Why is the Stochastic Process in the HJM model non-Markovian?

Question

I want to understand exactly what my title asks "Why is the Stochastic Process for the short rate in the HJM model of interest rates non-Markovian?" That process is the following: $r(t)=F(0,t)+\int^{t}_0 \left[ \sigma(s,t,\Omega_s) \left(\int^{t}_s \sigma(s,\tau,\Omega_s)\ d\tau \right) \right] ds + \int^{t}_0 \sigma(s,t,\Omega_s)\ dB(s)$ where F(0,t) is deterministic and $\Omega_s$ is a vector of relevant information to determine the volatility $\sigma(s,t,\Omega_s)$. I believe the reason is because of this $\Omega_s$. Basically, it seems like since this can be say bond prices from the past, then the non-Markovian follows. However, I read that even if you essentially ignore this $\Omega_s$ the process will still be non-Markovian. So I need to know if my first assumption is correct and why then if we ignore that assumption, we still have non-Markov. Thanks for the help!

Answer 1

Here is a simple situation showing that the process $(\Omega_s)$ is irrelevant but that the process $(r(t))$ is usually not Markov.

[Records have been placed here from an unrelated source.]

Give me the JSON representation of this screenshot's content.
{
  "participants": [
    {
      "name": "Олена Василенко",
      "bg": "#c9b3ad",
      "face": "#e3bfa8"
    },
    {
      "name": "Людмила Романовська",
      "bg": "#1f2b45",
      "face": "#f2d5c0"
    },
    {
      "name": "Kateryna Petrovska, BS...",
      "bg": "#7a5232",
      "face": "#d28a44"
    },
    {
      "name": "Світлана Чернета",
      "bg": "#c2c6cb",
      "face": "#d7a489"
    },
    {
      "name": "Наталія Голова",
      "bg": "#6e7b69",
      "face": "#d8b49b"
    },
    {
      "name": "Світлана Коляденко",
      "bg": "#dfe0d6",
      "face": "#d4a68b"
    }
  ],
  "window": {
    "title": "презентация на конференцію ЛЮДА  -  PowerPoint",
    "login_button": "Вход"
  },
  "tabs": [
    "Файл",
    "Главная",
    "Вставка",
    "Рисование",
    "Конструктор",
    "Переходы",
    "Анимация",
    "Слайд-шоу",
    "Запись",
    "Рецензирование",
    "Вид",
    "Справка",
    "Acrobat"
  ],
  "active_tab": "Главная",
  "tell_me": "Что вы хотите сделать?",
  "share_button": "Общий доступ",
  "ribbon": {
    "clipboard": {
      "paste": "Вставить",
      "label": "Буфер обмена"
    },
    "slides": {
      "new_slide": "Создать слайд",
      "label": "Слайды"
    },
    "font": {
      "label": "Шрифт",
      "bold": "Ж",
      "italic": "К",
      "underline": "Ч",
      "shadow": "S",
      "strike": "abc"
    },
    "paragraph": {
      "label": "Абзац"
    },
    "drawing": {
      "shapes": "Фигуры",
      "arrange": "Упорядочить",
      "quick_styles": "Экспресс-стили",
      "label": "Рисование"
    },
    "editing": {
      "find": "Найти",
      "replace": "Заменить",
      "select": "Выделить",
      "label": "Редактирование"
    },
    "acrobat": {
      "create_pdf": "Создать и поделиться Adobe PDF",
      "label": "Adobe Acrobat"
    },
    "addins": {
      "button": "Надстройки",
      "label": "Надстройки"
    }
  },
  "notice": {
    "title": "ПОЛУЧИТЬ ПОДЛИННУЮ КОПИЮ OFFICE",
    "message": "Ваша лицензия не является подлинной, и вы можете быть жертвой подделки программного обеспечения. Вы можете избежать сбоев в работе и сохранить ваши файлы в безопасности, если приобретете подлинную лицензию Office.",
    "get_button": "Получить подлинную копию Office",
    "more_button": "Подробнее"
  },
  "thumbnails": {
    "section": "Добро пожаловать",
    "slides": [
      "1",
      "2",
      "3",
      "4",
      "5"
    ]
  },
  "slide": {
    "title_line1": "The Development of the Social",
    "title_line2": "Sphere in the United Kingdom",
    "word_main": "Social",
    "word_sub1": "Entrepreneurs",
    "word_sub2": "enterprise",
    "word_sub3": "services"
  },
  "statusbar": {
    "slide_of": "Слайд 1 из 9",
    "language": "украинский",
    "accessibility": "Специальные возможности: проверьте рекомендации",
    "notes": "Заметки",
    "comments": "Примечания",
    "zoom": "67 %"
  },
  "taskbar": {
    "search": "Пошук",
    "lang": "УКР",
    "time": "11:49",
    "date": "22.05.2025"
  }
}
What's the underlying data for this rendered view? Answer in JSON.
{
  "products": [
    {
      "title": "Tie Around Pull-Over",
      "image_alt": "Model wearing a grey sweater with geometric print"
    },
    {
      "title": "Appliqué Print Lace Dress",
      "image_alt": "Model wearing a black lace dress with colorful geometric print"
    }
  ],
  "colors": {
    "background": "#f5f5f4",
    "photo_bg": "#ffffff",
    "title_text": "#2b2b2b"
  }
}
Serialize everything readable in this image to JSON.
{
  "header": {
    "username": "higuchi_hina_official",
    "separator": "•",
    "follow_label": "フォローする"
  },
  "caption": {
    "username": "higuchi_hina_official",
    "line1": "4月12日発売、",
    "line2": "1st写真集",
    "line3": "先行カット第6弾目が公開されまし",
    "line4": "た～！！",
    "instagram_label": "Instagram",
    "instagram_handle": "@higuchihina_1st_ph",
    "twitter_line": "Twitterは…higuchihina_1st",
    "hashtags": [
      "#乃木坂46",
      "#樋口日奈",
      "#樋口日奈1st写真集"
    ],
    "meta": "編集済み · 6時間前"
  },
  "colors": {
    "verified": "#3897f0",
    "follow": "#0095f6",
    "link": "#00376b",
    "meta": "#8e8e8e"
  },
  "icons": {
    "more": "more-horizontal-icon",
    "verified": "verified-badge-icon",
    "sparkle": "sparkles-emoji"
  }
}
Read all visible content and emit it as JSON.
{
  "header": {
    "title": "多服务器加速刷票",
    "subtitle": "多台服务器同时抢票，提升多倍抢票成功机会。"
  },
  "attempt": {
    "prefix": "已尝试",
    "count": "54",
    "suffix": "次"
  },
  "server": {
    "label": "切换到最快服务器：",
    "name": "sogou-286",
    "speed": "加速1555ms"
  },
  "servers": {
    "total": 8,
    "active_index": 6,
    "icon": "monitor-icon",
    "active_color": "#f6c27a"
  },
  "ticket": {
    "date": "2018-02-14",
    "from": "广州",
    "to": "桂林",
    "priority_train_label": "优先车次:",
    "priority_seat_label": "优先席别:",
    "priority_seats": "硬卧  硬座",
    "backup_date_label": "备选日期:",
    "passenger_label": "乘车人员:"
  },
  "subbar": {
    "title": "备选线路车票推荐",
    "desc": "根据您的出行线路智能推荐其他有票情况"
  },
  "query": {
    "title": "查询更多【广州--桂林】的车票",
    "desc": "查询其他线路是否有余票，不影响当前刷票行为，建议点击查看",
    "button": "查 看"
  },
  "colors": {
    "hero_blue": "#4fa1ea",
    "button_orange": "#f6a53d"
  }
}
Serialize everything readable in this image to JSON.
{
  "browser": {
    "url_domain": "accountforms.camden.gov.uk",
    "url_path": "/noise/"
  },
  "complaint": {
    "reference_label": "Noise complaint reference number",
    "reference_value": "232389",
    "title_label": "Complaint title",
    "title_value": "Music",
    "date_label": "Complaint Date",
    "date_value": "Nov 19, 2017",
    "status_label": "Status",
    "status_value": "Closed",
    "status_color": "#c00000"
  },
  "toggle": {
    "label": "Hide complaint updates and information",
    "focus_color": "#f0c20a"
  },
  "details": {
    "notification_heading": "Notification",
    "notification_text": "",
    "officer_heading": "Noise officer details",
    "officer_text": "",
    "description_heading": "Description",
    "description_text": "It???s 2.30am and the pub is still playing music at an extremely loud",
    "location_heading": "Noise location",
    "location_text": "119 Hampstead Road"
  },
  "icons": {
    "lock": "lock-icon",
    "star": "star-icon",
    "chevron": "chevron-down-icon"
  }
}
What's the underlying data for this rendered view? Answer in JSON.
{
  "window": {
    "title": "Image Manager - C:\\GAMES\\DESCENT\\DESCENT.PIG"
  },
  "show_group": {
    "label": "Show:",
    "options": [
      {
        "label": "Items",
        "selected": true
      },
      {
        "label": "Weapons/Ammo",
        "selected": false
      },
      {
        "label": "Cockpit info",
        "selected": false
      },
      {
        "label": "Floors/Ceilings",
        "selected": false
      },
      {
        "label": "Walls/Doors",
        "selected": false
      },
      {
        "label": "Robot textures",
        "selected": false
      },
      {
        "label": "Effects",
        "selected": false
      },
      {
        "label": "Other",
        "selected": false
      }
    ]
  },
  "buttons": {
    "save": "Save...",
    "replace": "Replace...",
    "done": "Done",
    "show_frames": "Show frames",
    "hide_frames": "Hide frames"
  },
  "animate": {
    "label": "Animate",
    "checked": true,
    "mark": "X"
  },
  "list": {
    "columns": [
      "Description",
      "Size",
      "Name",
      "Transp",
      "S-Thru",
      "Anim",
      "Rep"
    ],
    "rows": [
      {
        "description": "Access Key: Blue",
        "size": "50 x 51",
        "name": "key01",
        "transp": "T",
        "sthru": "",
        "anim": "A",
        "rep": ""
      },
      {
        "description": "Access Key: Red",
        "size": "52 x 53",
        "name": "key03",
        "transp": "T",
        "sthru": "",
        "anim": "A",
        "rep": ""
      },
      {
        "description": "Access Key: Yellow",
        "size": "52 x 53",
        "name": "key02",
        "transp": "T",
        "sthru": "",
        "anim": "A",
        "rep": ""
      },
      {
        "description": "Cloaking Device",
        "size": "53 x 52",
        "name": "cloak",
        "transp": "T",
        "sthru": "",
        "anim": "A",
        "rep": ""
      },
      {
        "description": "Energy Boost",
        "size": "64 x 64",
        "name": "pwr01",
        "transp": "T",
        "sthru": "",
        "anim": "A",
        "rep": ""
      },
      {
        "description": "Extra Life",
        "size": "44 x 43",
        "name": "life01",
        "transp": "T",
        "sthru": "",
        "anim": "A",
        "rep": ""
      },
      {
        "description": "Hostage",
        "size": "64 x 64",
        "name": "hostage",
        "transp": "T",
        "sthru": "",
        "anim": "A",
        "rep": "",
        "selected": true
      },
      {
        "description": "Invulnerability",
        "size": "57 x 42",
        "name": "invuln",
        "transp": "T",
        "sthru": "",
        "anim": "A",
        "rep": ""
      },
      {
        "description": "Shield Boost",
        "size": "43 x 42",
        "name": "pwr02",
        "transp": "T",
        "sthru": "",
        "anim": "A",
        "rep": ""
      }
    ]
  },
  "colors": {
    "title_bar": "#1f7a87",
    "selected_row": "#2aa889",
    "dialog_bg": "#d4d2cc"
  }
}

Assume that $\sigma(s,t,\nu)=t-s$ for every $s\leqslant t$ and every $\nu$, then elementary computations yield $$r(t)=F(0,t)+\tfrac18t^4+X_t$$ with $$X_t=\int_0^tB_s\mathrm ds$$ hence the process $(r(t))$ is Markov if and only if the process $(X_t)$ is. But the process $(X_t)$ is not Markov (only the bivariate process $(B_t,X_t)$ is).